100 grams Daun Kadok (Pepper Leaf)
2 grams Kafir Lime Leaves
40 grams Daun Kesum
4 grams Dried Tamarind
200 grams Brinjal
400 grams Pineapple
250 grams Fresh Coconut Milk
700 grams Water
250 grams Medium Prawn


70 grams Fish Sauce



  1. Pre-soak dried chili (cut into pieces) to rehydrate. Pound with the rest of the
  2. Place water and pounded ingredients into a soup pot, simmer until aromatic
  3. Finely shred the daun kadok and kafir lime leaves
  4. Cut brinjal, pineapple and long beans into 1 cm batons
  5. Shell the body of the prawns, leaving the head and tail intact. Devein.

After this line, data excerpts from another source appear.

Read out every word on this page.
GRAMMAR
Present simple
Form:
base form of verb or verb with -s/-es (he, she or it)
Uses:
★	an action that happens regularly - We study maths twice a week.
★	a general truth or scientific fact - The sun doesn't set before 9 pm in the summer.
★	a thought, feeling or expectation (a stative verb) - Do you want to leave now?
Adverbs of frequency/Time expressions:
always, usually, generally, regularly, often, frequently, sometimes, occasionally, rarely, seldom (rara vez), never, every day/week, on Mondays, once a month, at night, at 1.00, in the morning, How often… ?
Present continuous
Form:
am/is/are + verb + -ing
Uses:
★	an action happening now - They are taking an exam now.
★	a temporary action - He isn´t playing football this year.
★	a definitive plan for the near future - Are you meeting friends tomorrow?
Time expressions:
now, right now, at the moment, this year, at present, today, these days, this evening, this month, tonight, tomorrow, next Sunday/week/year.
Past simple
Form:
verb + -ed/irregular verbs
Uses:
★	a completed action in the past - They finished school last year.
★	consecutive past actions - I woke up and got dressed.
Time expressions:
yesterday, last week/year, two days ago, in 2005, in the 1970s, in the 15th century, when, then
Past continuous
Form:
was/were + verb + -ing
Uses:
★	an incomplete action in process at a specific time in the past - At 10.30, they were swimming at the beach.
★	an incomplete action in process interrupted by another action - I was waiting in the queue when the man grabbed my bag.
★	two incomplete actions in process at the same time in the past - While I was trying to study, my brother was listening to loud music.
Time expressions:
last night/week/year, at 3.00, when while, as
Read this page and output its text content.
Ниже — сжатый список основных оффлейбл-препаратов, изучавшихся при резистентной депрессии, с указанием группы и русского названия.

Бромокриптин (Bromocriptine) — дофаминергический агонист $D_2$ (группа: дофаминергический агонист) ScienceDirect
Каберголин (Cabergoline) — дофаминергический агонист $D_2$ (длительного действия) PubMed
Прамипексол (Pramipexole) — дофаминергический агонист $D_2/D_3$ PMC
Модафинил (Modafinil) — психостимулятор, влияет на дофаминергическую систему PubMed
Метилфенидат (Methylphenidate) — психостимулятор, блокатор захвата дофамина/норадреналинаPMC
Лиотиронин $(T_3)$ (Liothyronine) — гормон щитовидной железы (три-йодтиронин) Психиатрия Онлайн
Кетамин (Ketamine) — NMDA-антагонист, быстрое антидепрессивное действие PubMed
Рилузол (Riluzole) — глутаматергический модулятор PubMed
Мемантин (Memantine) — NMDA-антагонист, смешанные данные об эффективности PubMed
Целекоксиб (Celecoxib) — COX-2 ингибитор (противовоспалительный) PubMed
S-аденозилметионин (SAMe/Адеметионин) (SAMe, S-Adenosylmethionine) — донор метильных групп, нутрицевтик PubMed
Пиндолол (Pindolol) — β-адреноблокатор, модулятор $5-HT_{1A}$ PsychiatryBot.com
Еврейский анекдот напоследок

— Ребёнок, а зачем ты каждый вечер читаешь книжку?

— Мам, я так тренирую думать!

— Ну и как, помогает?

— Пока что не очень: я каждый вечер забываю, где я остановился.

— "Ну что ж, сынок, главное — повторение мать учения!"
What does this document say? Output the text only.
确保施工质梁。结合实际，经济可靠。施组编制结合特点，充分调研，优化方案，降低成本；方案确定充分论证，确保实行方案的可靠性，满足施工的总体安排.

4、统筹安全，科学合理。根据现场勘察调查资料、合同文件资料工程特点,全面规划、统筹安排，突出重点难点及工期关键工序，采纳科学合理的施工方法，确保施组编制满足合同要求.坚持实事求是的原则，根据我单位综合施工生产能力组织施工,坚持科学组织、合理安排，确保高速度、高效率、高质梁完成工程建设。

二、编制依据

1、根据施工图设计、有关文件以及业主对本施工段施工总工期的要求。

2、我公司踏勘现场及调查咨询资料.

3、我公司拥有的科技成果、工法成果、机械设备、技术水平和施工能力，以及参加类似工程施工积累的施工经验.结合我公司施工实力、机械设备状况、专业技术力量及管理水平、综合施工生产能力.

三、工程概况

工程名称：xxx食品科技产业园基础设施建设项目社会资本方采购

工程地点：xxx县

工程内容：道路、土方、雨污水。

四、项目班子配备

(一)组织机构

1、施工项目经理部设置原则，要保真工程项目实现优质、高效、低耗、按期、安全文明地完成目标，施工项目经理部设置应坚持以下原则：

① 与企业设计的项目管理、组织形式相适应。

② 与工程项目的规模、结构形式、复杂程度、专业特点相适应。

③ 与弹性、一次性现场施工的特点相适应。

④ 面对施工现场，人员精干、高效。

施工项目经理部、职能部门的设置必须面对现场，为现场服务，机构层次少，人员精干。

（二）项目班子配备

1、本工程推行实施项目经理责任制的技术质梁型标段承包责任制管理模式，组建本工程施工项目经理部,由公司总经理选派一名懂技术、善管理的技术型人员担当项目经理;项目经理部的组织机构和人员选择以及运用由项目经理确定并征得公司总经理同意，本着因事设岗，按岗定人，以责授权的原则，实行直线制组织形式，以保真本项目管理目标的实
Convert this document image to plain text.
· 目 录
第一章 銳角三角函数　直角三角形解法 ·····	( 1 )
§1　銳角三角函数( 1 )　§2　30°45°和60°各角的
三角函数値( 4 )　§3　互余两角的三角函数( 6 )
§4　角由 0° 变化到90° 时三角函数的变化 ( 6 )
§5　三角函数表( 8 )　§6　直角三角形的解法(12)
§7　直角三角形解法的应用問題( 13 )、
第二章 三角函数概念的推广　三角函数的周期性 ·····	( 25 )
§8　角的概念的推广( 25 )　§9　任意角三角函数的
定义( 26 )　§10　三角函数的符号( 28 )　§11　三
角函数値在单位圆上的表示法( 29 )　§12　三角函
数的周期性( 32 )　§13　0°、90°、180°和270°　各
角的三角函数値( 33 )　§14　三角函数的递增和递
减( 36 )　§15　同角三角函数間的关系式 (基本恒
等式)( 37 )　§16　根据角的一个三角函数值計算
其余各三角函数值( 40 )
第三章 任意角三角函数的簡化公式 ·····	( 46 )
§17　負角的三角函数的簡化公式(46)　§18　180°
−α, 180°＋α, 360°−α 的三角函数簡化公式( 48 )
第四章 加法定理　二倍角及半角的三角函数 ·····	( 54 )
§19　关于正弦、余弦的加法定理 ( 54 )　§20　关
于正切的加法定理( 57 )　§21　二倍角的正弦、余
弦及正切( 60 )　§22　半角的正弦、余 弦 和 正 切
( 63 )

  6. Add the brinjal, pineapple and long beans to the broth. Simmer until ingredients are tender
  7. Add the finely shredded leaves and also the kesum leaves
  8. Cook for about another 10 minutes to infuse flavors
  9. Season the broth with fish sauce, adjust the seasoning if necessary.
  10. Add in the coconut milk and prawns, cook for about 4 minutes or until prawns are just cooked
  11. Serve hot, may be eaten as is or with rice or rice noodles. More pineapples may be added for a sweeter taste.
  12. This dish taste better the next as it matures, and the flavours becomes more robust.